Non sarà che dopo vent’anni di trattative lo sciopero possa rappresentare la forma di pressione più efficace in mano ai lavoratori?

"La Cisl è andata in piazza. Anche con scelte scomode. Certo che se vai in piazza al sabato e non pesi sulle tasche dei lavoratori... ci siamo andati anche contro il governo. Il governo non ne ha avuto un danno e l’imprenditore ci guadagnava a pagare poche 'commesse', mentre le altre erano in piazza. Lo sciopero è l’ultima arma del sindacato. Dopo cosa fai? Va usato bene. Devo provare a stare al tavolo per trovare le soluzioni. Quando sia evidente che soluzioni non se ne trovano, lo sciopero è l’ultimo strumento che ho a disposizione. Scendere in piazza, animare lo scontro sociale, perché questo è di fatto lo sciopero, portare le persone ad arrabbiarsi, a scontrarsi in un momento così delicato dove è a rischio la coesione sociale nel nostro Paese, con l’instabilità globale del nostro pianeta, l’incertezza sul futuro, non va bene. Ci vuole responsabilità. Che non vuol dire dare ragione all’altro, ma cercare in tutte le maniere di trovare una soluzione. Il sindacato anche negli anni più bui della nostra Repubblica - sto pensando al terrorismo - ha avuto la capacità di canalizzare il confronto, non lasciandolo sfociare nella violenza. Dobbiamo tornare a quello spirito. Il sindacato dovrebbe parlare e ascoltare di più. E così dovrebbero fare gli imprenditori e la politica, ascoltare il lavoratore. L’obiettivo è comune, migliorare la nostra società. Due le strade: l’antagonismo o la ricerca di una mediazione che vada bene a tutti. Questo forse succede di più in altri Paesi europei. I lavoratori partecipano di più alla vita delle aziende. Quando va male e quando va bene. In Italia forse gli imprenditori quando le cose vanno bene cercano di non riconoscerlo anche ai lavoratori".

Tutto molto compartecipativo, ma se tu parti in una condizione di debolezza, rinunciando ai tuoi strumenti più contundenti, rimani con le parole in mano.

"Il sindacato deve pensare a 3 o 4 cose. Salute e sicurezza, reddito, tutela del posto di lavoro e la sua qualità. Cose che posso garantire solo con l’accesso alla formazione. Il tempo indeterminato è una cosa bella, ma quando c’è una crisi vengono mandati a casa anche i lavoratori a tempo indeterminato. Un passaggio forse non abbiamo fatto. Un lavoratore a tempo indeterminato accede ai mutui bancari per farsi la casa, quelli a tempo determinato no. Penso alle agenzie di somministrazione, persone che fanno 3 mesi da una parte e poi 3 dall’altra: hanno continuità di lavoro ma difficoltà a trovare una casa in affitto... la nostra riforma non è stata completa. Nel Nord Europa sono più abituati a riqualificare i lavoratori, li pagano per farlo, è una risorsa anche per la società. Piuttosto che darti il sussidio di disoccupazione per stare a casa. Queste sono le sfide del domani, per poter dare risposte anche ai giovani".

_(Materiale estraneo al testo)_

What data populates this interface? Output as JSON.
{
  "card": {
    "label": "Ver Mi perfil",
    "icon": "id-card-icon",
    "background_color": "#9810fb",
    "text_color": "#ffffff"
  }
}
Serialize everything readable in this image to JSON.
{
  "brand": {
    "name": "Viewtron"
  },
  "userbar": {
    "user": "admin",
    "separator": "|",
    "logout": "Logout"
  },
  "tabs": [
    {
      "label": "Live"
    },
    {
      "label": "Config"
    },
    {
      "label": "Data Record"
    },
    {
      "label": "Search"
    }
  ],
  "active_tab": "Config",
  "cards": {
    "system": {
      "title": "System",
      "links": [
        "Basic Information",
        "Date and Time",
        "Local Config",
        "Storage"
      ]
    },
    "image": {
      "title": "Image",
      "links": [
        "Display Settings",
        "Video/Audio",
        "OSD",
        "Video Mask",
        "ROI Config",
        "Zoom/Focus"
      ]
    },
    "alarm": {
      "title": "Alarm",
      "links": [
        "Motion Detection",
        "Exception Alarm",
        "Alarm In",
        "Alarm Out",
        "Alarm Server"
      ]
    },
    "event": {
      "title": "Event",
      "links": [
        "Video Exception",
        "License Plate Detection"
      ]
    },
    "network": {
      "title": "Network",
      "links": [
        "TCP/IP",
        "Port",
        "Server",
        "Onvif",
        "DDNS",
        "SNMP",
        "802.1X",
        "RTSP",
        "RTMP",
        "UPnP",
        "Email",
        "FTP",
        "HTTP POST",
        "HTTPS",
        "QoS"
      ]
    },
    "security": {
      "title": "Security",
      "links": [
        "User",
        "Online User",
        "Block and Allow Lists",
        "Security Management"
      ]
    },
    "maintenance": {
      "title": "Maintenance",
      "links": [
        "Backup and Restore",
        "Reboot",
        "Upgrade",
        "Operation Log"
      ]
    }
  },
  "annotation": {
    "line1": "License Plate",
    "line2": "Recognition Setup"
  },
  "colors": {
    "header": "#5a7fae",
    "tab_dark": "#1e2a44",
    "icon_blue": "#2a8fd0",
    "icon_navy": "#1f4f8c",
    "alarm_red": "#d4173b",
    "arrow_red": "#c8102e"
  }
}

I giovani? Da tempo stanno andando via.

"Vanno via per il reddito, ma anche perché altrove hanno possibilità di crescita. Il sistema là ti offre servizi per la natalità, assistenza alla famiglia. Ridurre la questione solo al reddito vuol dire perdere di vista l’insieme. Per avere questo non è che devo combattere col mio datore di lavoro o con la maggioranza politica di turno. Devo creare un patto che coinvolga tutti: imprenditori, lavoratori, politica, giovani, anziani (anche per evitare lo scontro tra le generazioni). Dobbiamo puntare ad una maggiore coesione e per ottenerla serve parlare, parlare, ascoltare, mediare”.

Trattare trattare trattare…

"… fino a che ci si riesce. E non è facile. È più difficile stare ad un tavolo che andare in piazza".